In the broader context of emotion recognition, this research underscores the potential of physiological signals, specifically electrodermal activity (EDA) and electrocardiogram (ECG) data, in accurately detecting emotions and assessing arousal strength. The notable emotion detection accuracy of 94.19% achieved by emphasizing key descriptors from heart rate variability (HRV) signifies a substantial advancement in the utilization of these physiological markers. The proposed pipeline, with its real-time application capability, highlights the emerging role of wearable devices in advancing the realm of digital health therapeutics. Additionally, by incorporating a system that can be integrated into therapeutic settings, the research paves the way for more personalized and adaptive therapeutic interventions. The methodology, especially when compared to previous works, showcases the efficacy of combining multiple physiological markers. Thus, this study adds a pivotal dimension to the ongoing discourse in emotion recognition by emphasizing real-time, wearable-device-driven insights, bridging the gap between laboratory findings and real-world therapeutic applications.
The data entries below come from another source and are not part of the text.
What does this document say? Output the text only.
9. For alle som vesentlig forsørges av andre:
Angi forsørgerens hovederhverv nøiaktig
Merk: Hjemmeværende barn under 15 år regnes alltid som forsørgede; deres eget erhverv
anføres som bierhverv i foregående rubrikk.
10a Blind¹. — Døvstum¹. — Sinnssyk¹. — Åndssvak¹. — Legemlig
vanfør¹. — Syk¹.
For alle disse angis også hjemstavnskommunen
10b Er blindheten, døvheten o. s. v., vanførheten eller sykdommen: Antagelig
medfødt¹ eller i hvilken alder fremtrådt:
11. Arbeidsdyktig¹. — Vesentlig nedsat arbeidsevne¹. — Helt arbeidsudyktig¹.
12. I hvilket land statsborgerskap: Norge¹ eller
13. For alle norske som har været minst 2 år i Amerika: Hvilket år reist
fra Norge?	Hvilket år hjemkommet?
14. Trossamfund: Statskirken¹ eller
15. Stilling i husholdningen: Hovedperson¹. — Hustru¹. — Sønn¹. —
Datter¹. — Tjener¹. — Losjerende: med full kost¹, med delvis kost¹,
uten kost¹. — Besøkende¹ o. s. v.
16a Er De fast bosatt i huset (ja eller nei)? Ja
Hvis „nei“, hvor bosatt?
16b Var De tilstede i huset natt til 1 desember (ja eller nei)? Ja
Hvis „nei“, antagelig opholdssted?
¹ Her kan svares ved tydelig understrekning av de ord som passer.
As with any research, certain limitations of the study should be noted. Limitations include no optimization on the signal window length for HRV feature extraction, no hyperparameter tuning on the CWT, and no model explicability analysis. It should be noted that the signal window length for HRV feature extraction was not optimized, which could have influenced the accuracy of the HRV features derived. Additionally, the absence of hyperparameter tuning for the continuous wavelet transform (CWT) suggests that the decomposition of the signal into its constituent frequencies might not have been at its optimal state, potentially impacting the precision of the feature extraction. Furthermore, without a detailed explicability analysis, the underlying rationale behind the model’s decisions remained challenging to decipher, which might limit its practical application. These factors collectively may constrain the generalizability of the findings.
The focus of future work will be to tackle some of these limitations by performing an ablation study on the window length. An optimization function will be implemented to tune the CWT hyperparameters. To evaluate the explicability of the model, different techniques will be employed and an evaluation metric established for a quantitative measurement.